De notre envoyé spécial à Vienne (Autriche), Monroe a effectué ce jeudi après-midi, peu après 16 heures, sa première répétition sur la scène de l’Eurovision à la Wiener Stadthalle. L’artiste de 17 ans, qui représente la France avec la chanson Regarde !, a réalisé trois passages à huis clos. Alexandra Redde-Amiel, cheffe de la délégation française, a accepté d’en dire davantage en exclusivité à 20 Minutes.
Une première répétition prometteuse
« C’était une belle première répétition, hyper prometteuse. Très intense. Quelque chose de magique s’est passé, Monroe a été applaudie par les personnes qui étaient là. Entendre sa voix résonner dans cette salle aussi grande, c’était magnifique », nous livre-t-elle à chaud. Elle précise que, comme à chaque fois, des ajustements sont nécessaires (plans de caméras, détails techniques) en vue de la deuxième répétition prévue samedi.

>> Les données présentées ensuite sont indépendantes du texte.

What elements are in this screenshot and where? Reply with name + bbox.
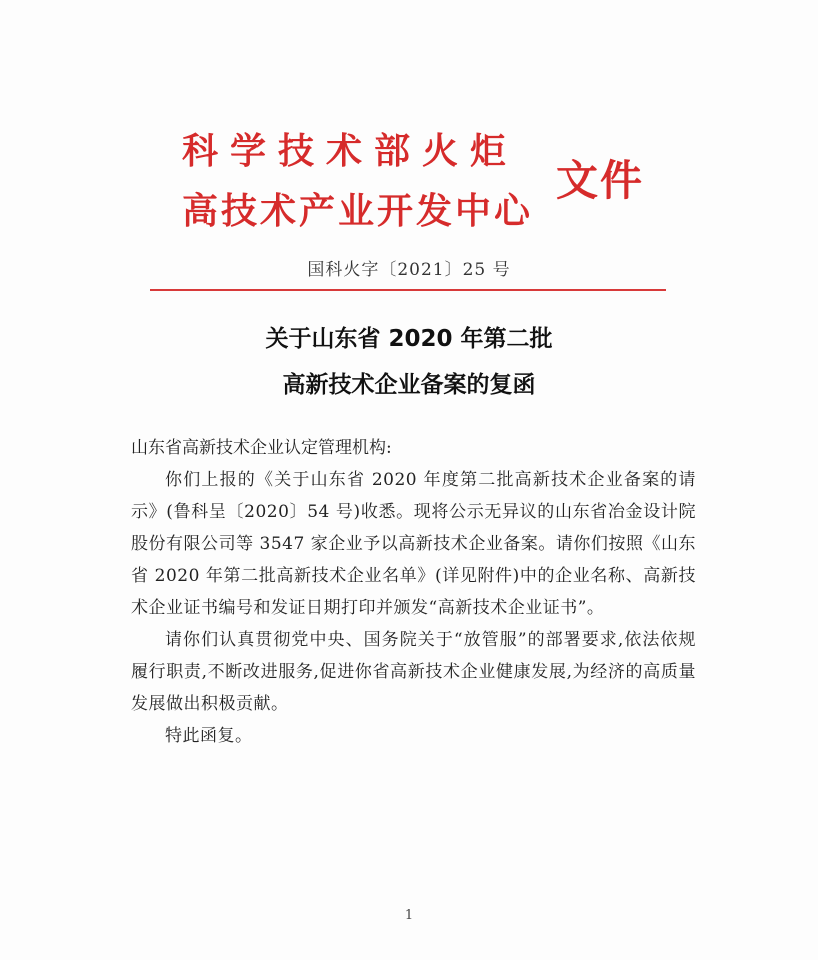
body-paragraph-1: 你们上报的《关于山东省 2020 年度第二批高新技术企业备案的请示》(鲁科呈〔2020〕54 号)收悉。现将公示无异议的山东省冶金设计院股份有限公司等 3547 家企业予以高新技术企业备案。请你们按照《山东省 2020 年第二批高新技术企业名单》(详见附件)中的企业名称、高新技术企业证书编号和发证日期打印并颁发“高新技术企业证书”。 [131,470,696,618]
red-separator-line [150,289,666,291]
body-paragraph-2: 请你们认真贯彻党中央、国务院关于“放管服”的部署要求,依法依规履行职责,不断改进服务,促进你省高新技术企业健康发展,为经济的高质量发展做出积极贡献。 [131,630,696,714]
document-title-line-2: 高新技术企业备案的复函 [282,372,536,398]
document-number: 国科火字〔2021〕25 号 [307,260,511,280]
document-title-line-1: 关于山东省 2020 年第二批 [265,326,553,352]
salutation: 山东省高新技术企业认定管理机构: [131,438,392,458]
issuing-org-line-1: 科学技术部火炬 [182,131,519,172]
page-number: 1 [404,908,414,923]
document-label: 文件 [556,156,645,205]
document-body [131,432,696,752]
issuing-org-line-2: 高技术产业开发中心 [182,191,534,232]
closing-line: 特此函复。 [165,726,253,746]
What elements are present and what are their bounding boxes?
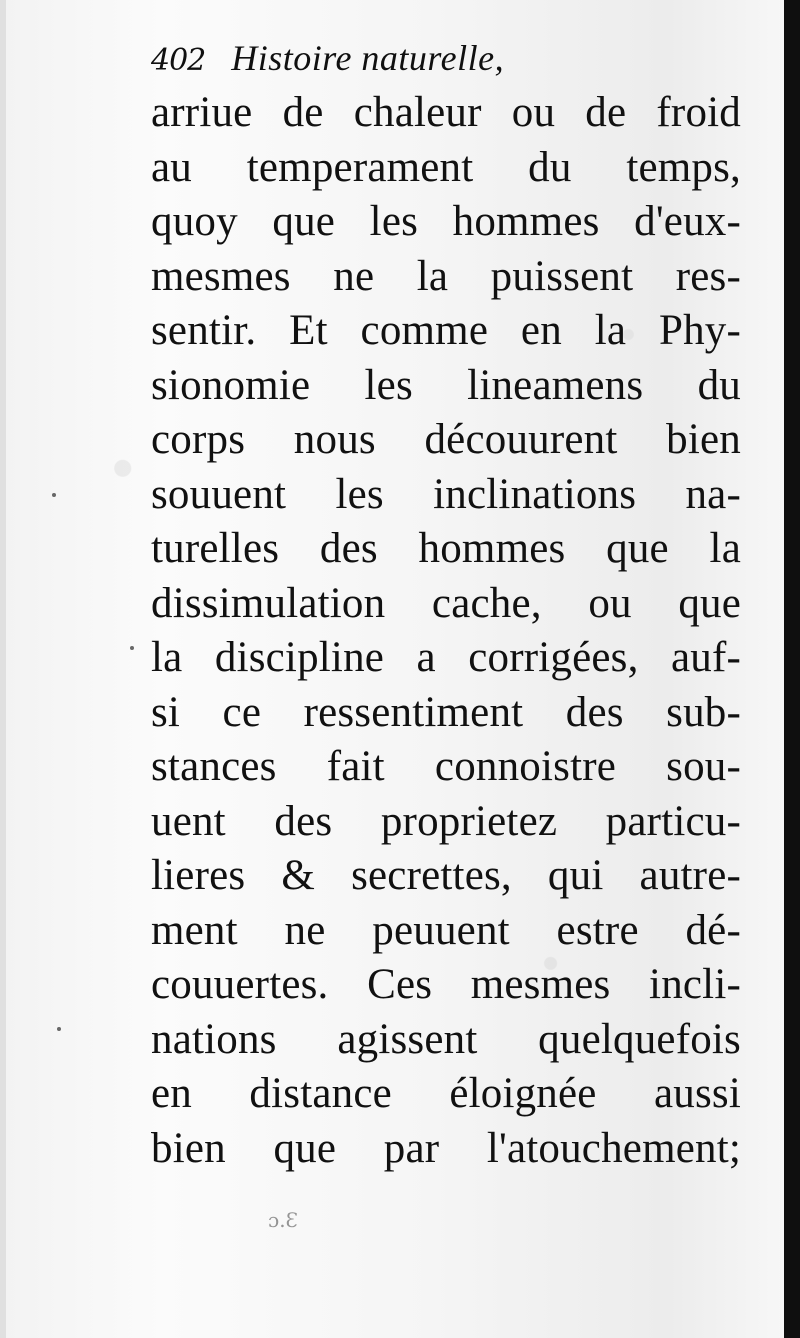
text-line-14: uent des proprietez particu-	[151, 797, 741, 845]
text-line-5: sentir. Et comme en la Phy-	[151, 307, 741, 354]
text-block	[151, 86, 741, 1186]
paper-speck	[57, 1027, 61, 1031]
text-line-12: si ce ressentiment des sub-	[151, 688, 741, 736]
text-line-15: lieres & secrettes, qui autre-	[151, 852, 741, 899]
text-line-13: stances fait connoistre sou-	[151, 743, 741, 790]
text-line-8: souuent les inclinations na-	[151, 470, 741, 518]
text-line-18: nations agissent quelquefois	[151, 1015, 741, 1063]
text-line-17: couuertes. Ces mesmes incli-	[151, 961, 741, 1008]
paper-speck	[52, 493, 56, 497]
text-line-6: sionomie les lineamens du	[151, 361, 741, 409]
text-line-11: la discipline a corrigées, auf-	[151, 634, 741, 681]
text-line-4: mesmes ne la puissent res-	[151, 252, 741, 300]
text-line-20: bien que par l'atouchement;	[151, 1124, 741, 1172]
page-number: 402	[151, 43, 206, 78]
bottom-marks: ɔ.Ɛ	[268, 1208, 299, 1232]
text-line-16: ment ne peuuent estre dé-	[151, 906, 741, 954]
text-line-3: quoy que les hommes d'eux-	[151, 198, 741, 245]
text-line-10: dissimulation cache, ou que	[151, 579, 741, 627]
text-line-1: arriue de chaleur ou de froid	[151, 89, 741, 136]
text-line-9: turelles des hommes que la	[151, 525, 741, 572]
text-line-2: au temperament du temps,	[151, 143, 741, 191]
text-line-19: en distance éloignée aussi	[151, 1070, 741, 1117]
paper-speck	[130, 646, 134, 650]
running-head	[151, 20, 744, 76]
text-line-7: corps nous découurent bien	[151, 416, 741, 463]
running-title: Histoire naturelle,	[231, 38, 505, 78]
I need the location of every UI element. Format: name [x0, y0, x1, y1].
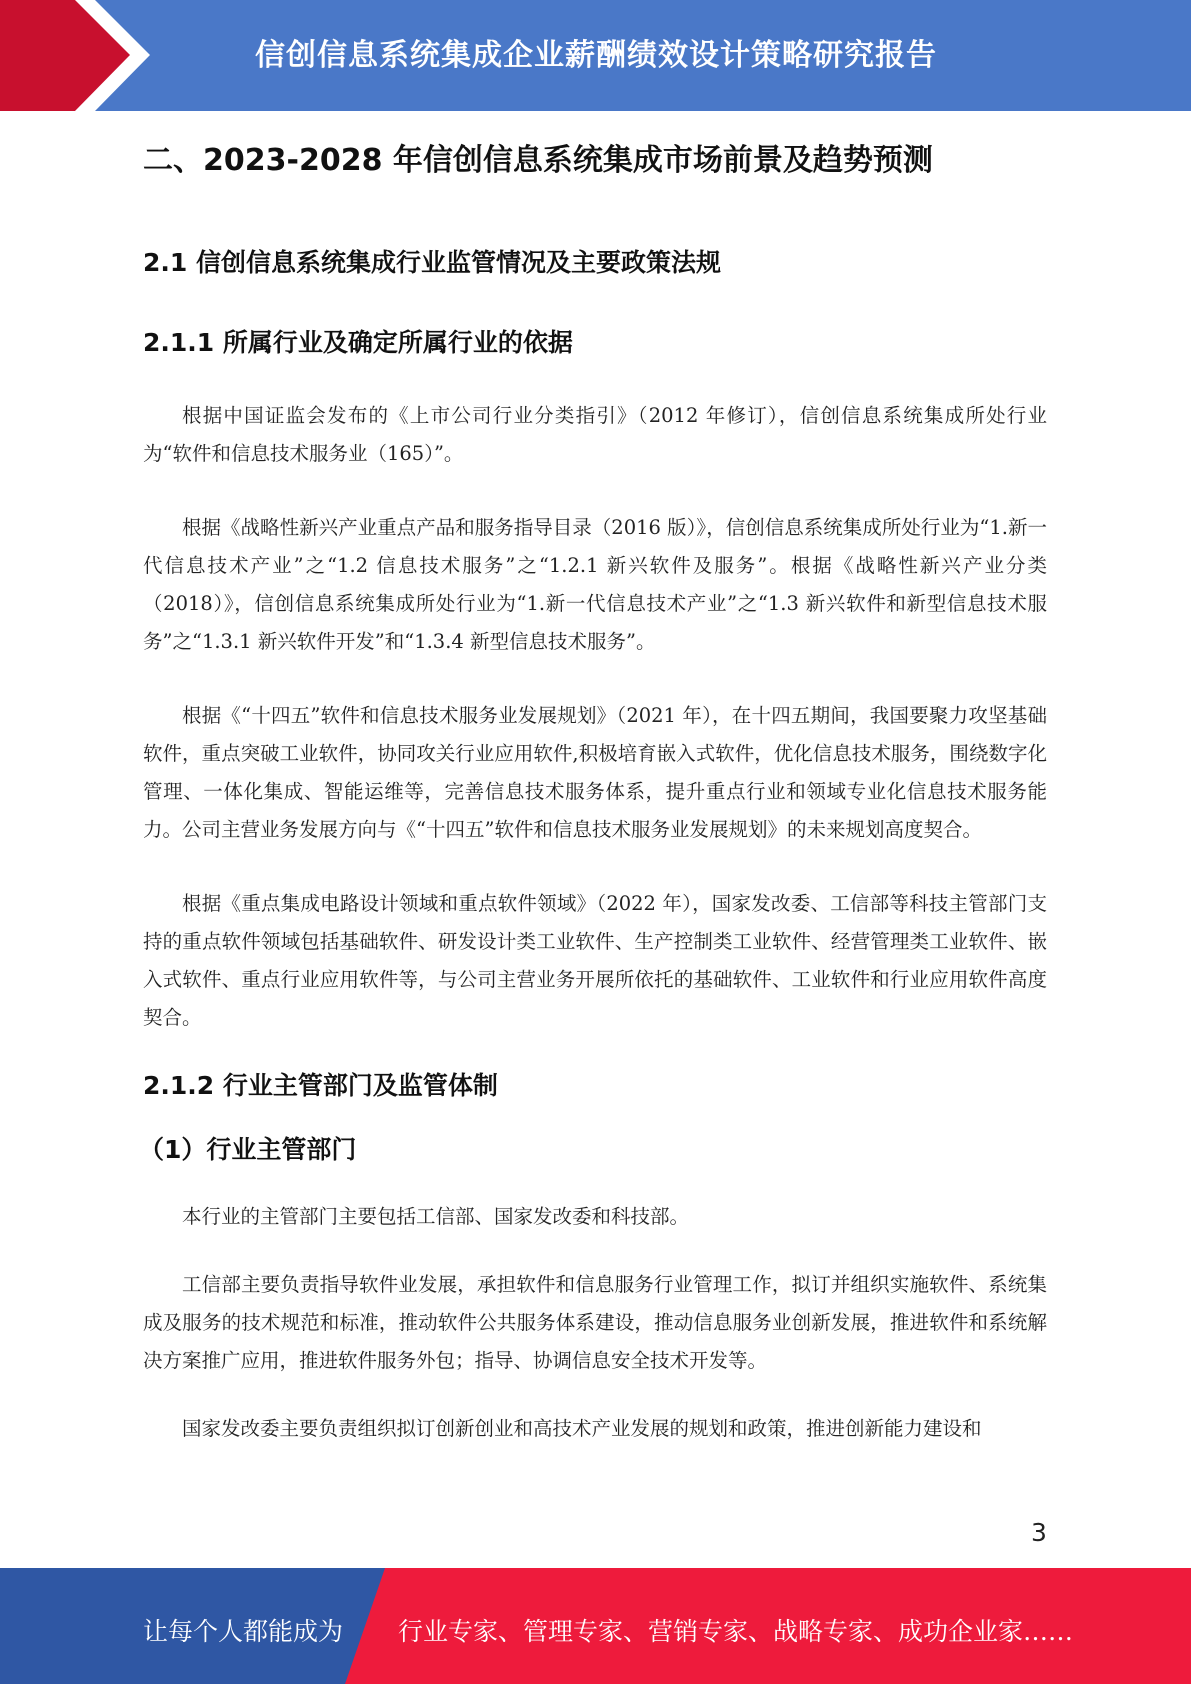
footer-slogan-right: 行业专家、管理专家、营销专家、战略专家、成功企业家…… [398, 1617, 1074, 1646]
paragraph: 国家发改委主要负责组织拟订创新创业和高技术产业发展的规划和政策，推进创新能力建设和 [182, 1417, 982, 1440]
paragraph: 工信部主要负责指导软件业发展，承担软件和信息服务行业管理工作，拟订并组织实施软件、系统集成及服务的技术规范和标准，推动软件公共服务体系建设，推动信息服务业创新发展，推进软件和系统解决方案推广应用，推进软件服务外包；指导、协调信息安全技术开发等。 [143, 1273, 1047, 1372]
page-number: 3 [1031, 1518, 1047, 1547]
sub-heading-industry-authority: （1）行业主管部门 [139, 1134, 357, 1164]
sub-heading-2-1-2: 2.1.2 行业主管部门及监管体制 [143, 1071, 498, 1100]
sub-heading-2-1-1: 2.1.1 所属行业及确定所属行业的依据 [143, 327, 573, 357]
document-body [139, 135, 1047, 1484]
paragraph: 根据中国证监会发布的《上市公司行业分类指引》（2012 年修订），信创信息系统集成所处行业为“软件和信息技术服务业（165）”。 [143, 404, 1047, 465]
section-title: 二、2023-2028 年信创信息系统集成市场前景及趋势预测 [143, 143, 933, 178]
page-footer [0, 1568, 1191, 1684]
paragraph: 本行业的主管部门主要包括工信部、国家发改委和科技部。 [182, 1205, 690, 1228]
paragraph: 根据《重点集成电路设计领域和重点软件领域》（2022 年），国家发改委、工信部等科技主管部门支持的重点软件领域包括基础软件、研发设计类工业软件、生产控制类工业软件、经营管理类工业软件、嵌入式软件、重点行业应用软件等，与公司主营业务开展所依托的基础软件、工业软件和行业应用软件高度契合。 [143, 892, 1047, 1029]
page-header [0, 0, 1191, 111]
subsection-title: 2.1 信创信息系统集成行业监管情况及主要政策法规 [143, 248, 721, 277]
paragraph: 根据《“十四五”软件和信息技术服务业发展规划》（2021 年），在十四五期间，我国要聚力攻坚基础软件，重点突破工业软件，协同攻关行业应用软件,积极培育嵌入式软件，优化信息技术服务，围绕数字化管理、一体化集成、智能运维等，完善信息技术服务体系，提升重点行业和领域专业化信息技术服务能力。公司主营业务发展方向与《“十四五”软件和信息技术服务业发展规划》的未来规划高度契合。 [143, 704, 1047, 841]
footer-slogan-left: 让每个人都能成为 [143, 1617, 344, 1646]
chevron-decoration-icon [0, 0, 200, 111]
report-title: 信创信息系统集成企业薪酬绩效设计策略研究报告 [255, 38, 937, 73]
paragraph: 根据《战略性新兴产业重点产品和服务指导目录（2016 版）》，信创信息系统集成所处行业为“1.新一代信息技术产业”之“1.2 信息技术服务”之“1.2.1 新兴软件及服务”。根据《战略性新兴产业分类（2018）》，信创信息系统集成所处行业为“1.新一代信息技术产业”之“1.3 新兴软件和新型信息技术服务”之“1.3.1 新兴软件开发”和“1.3.4 新型信息技术服务”。 [143, 516, 1047, 653]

Une scénographie inspirée de la peinture romantique française
Concernant la scénographie, peu d’éléments avaient filtré, à l’exception d’une brève description des organisateurs. Monroe, tout de blanc vêtue, débutera sur une petite structure surélevée en fond de scène. Au fil des trois minutes, elle remontera le catwalk jusqu’à l’avant-scène pour s’installer sur une plateforme plus grande. Lors de sa progression, elle sera accompagnée de cinq danseurs et danseuses en tenues noires, dont la chorégraphie entravera son avancée. « Cela représente l’intensité du monde, avec à la fois ce qu’il y a de plus beau et ce qu’il y a de plus dur, souligne Alexandra Redde-Amiel. Mais à la fin, c’est l’amour qui gagne. »
La cheffe de délégation promet que la prestation de Monroe sera « plus qu’une chanson : un moment ». « C’est un tableau vivant. Il y a quelque chose, en fait, de très cinématographique », précise-t-elle. L’inspiration provient de la peinture romantique française. L’idée générale est de composer chaque plan comme une œuvre picturale, que chaque arrêt sur image soit un tableau en soi.
Un élan de jeunesse et d’amour
La scénographie repose cependant sur le mouvement. « La marche de Monroe, sur ce catwalk de 30 mètres de long, doit prendre une dimension émotionnelle. Son avancée, on l’a pensée comme un élan de jeunesse, de liberté et d’amour vers le public, souligne Alexandra Redde-Amiel. Symboliquement, cela dit qu’il faut avancer, y croire, en gardant espoir. »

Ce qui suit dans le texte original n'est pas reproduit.